What's out there?
To understand the problem behind this, we do need to have a look at the industry and standards out there.
According to different sources (Gartner, et all) there are roughly 270 million smartphone devices and 19 million tablet computers in the hands of users at the moment. With tablets being the fastest growing cosumer electronic category of all times. Especially the iPad became the most quickly adopted electronic device ever. According to different sources, the number of mobile devices shipped every year will grow at rates close to 20 percent. There are roughly six different vendors with offerings for smartphones or tablet devices which both count as mobiles in my definition. The most prominent ones are of course Apple, RIM and Nokia.
Why should I care?
Mobile computing is a trend in the enterprise. Forrester predicts, that 2/3 of the employees will require mobility support until 2012. For IDC it is clear that more than 35 percent of the workforce will be done using mobile technologies in 2013. All this are enormous numbers that do point into one direction. Mobile computing will hit your desk or even development environment sometimes in the near future. You better should be prepared for that.
Which technologies are there?
Six major vendors are a valid size in the industry. But if we look at the used technologies you quickly notice, that they are all cooking their own soup. Android and BlackBerry rely on Java (Eclipse) with additional device APIs. iOS has it's own Objective-C based programming and tooling environment. Windows Phone 7 relays on .NET and C#, Symbian uses Qt and C++. All (except one) OS are equipped with a modern browser based on an HTML 5 capable rendering engine. Windows Phone 7 however will probably still contain an older version of Microsoft's Internet Explorer and therefore will not be able to take advantage from the next generation web standard. All but one OS actually can or will be able to run Flash / AIR applications.
HTML 5 and Flash/AIR are the solution?
If you are looking at the table above and are searching for a "write once, run everywhere solution", you probably are looking for an HTML 5 or Flash/AIR app. BUT, both have their limitations. Using one of them does not give you access to the device specific APIs. So you will not be able to access contacts, phone, camera and many many more of the device specific features. If you need them and you need to support all the major OS in the mobile space, you probably end up writing different applications for different devices. If you are comfortable with the feature set you get from HTML 5 and Flash/AIR you probably have found your programming language of choice.
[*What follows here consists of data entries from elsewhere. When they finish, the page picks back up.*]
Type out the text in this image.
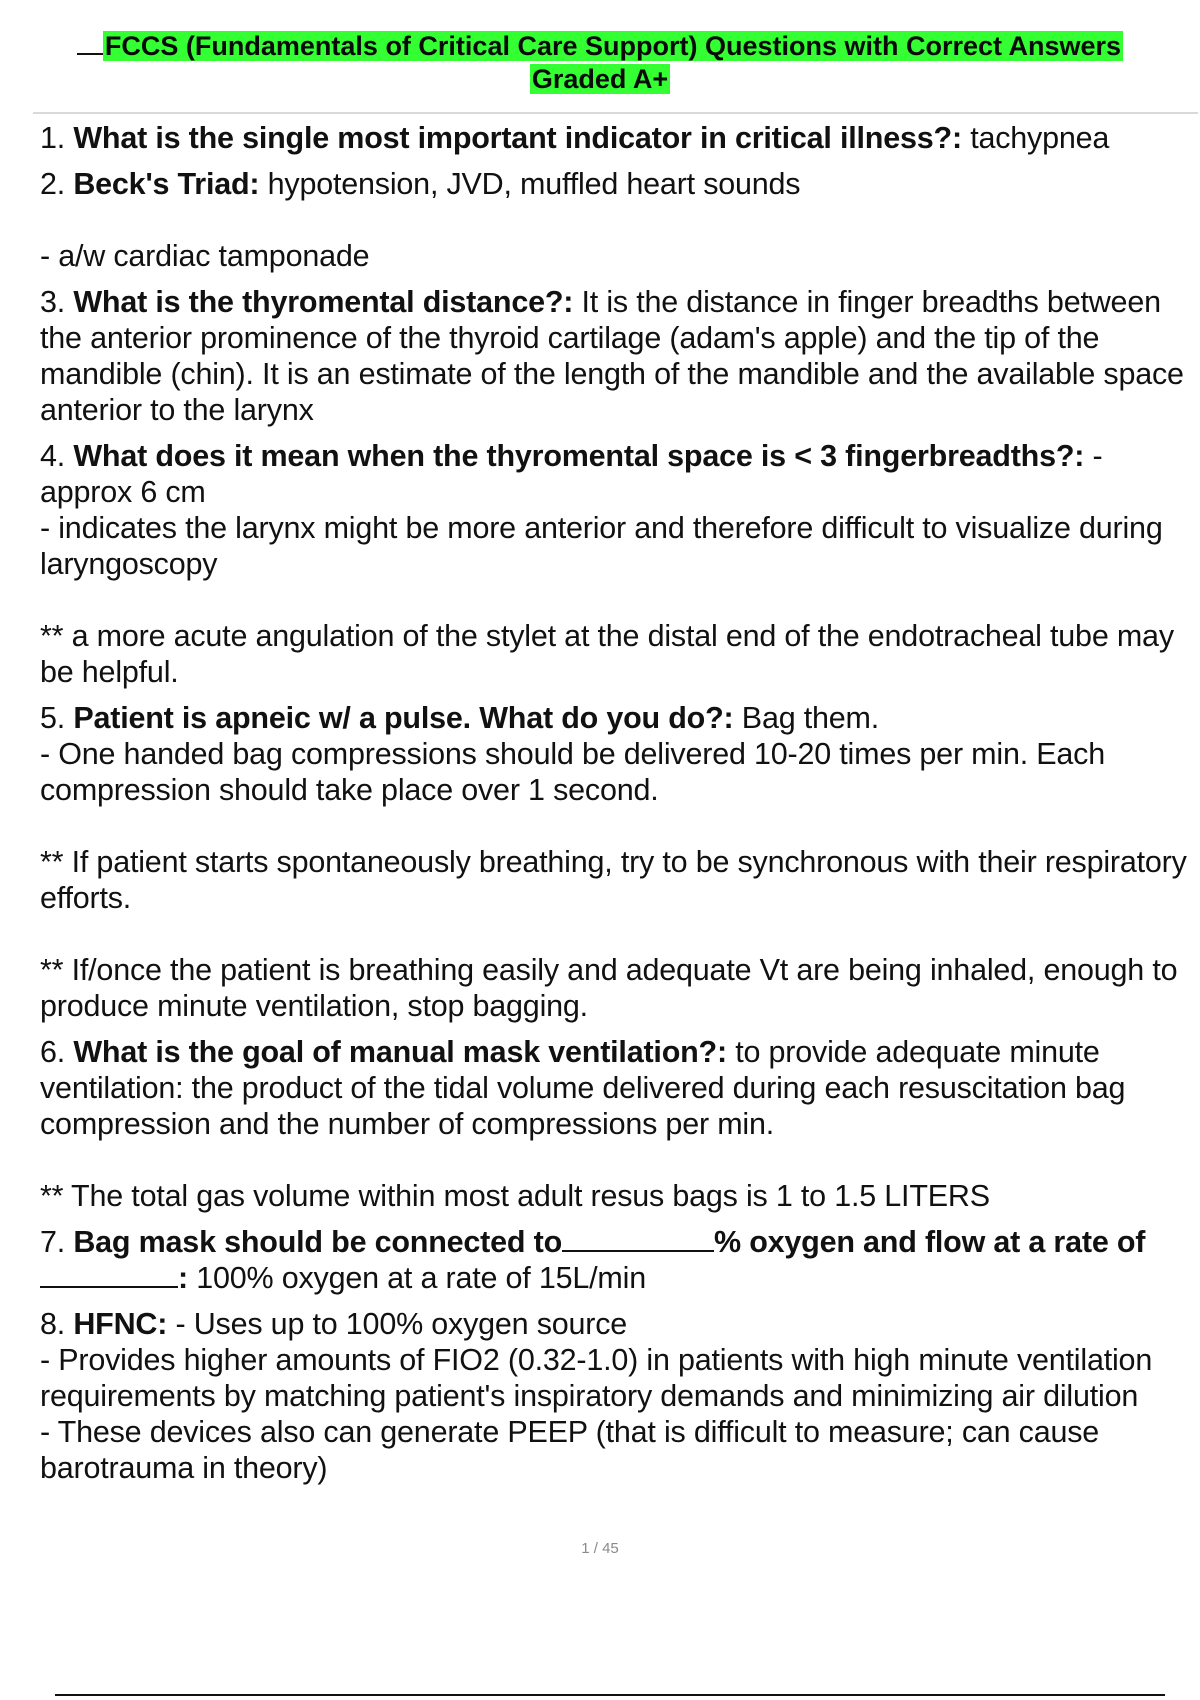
FCCS (Fundamentals of Critical Care Support) Questions with Correct Answers Graded A+

1. What is the single most important indicator in critical illness?: tachypnea

2. Beck's Triad: hypotension, JVD, muffled heart sounds

- a/w cardiac tamponade

3. What is the thyromental distance?: It is the distance in finger breadths between the anterior prominence of the thyroid cartilage (adam's apple) and the tip of the mandible (chin). It is an estimate of the length of the mandible and the available space anterior to the larynx

4. What does it mean when the thyromental space is < 3 fingerbreadths?: - approx 6 cm

- indicates the larynx might be more anterior and therefore difficult to visualize during laryngoscopy

** a more acute angulation of the stylet at the distal end of the endotracheal tube may be helpful.

5. Patient is apneic w/ a pulse. What do you do?: Bag them.

- One handed bag compressions should be delivered 10-20 times per min. Each compression should take place over 1 second.

** If patient starts spontaneously breathing, try to be synchronous with their respiratory efforts.

** If/once the patient is breathing easily and adequate Vt are being inhaled, enough to produce minute ventilation, stop bagging.

6. What is the goal of manual mask ventilation?: to provide adequate minute ventilation: the product of the tidal volume delivered during each resuscitation bag compression and the number of compressions per min.

** The total gas volume within most adult resus bags is 1 to 1.5 LITERS

7. Bag mask should be connected to	% oxygen and flow at a rate of: 100% oxygen at a rate of 15L/min

8. HFNC: - Uses up to 100% oxygen source

- Provides higher amounts of FIO2 (0.32-1.0) in patients with high minute ventilation requirements by matching patient's inspiratory demands and minimizing air dilution

- These devices also can generate PEEP (that is difficult to measure; can cause barotrauma in theory)

1 / 45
Native apps are the solution?
You are going to develop native applications if you are trying to be most efficient in terms of resource usage. This is true for battery, RAM and CPU. If you are trying to get the best out of your resources there is no other way than writing native apps. I already mentioned the integration with built in device features. If you are willing to write an email, contacts or whatever integration there is no other way than to provide a native app making use of all the device/OS specific features.
But to be honest, this are not the only decisions you have to make. There are many more things to look after if your are evaluating your approach to mobile development. Everything starts with technology but you also have to look at the distribution (e.g. Do you really want your app in iTunes?) at the development skills in your company, at the needed resources (Do all developers really need a mac ?) ....
As always, there is no single answer to this simple question. But I still hope, the little basics give a brief idea about where to look to make your decision.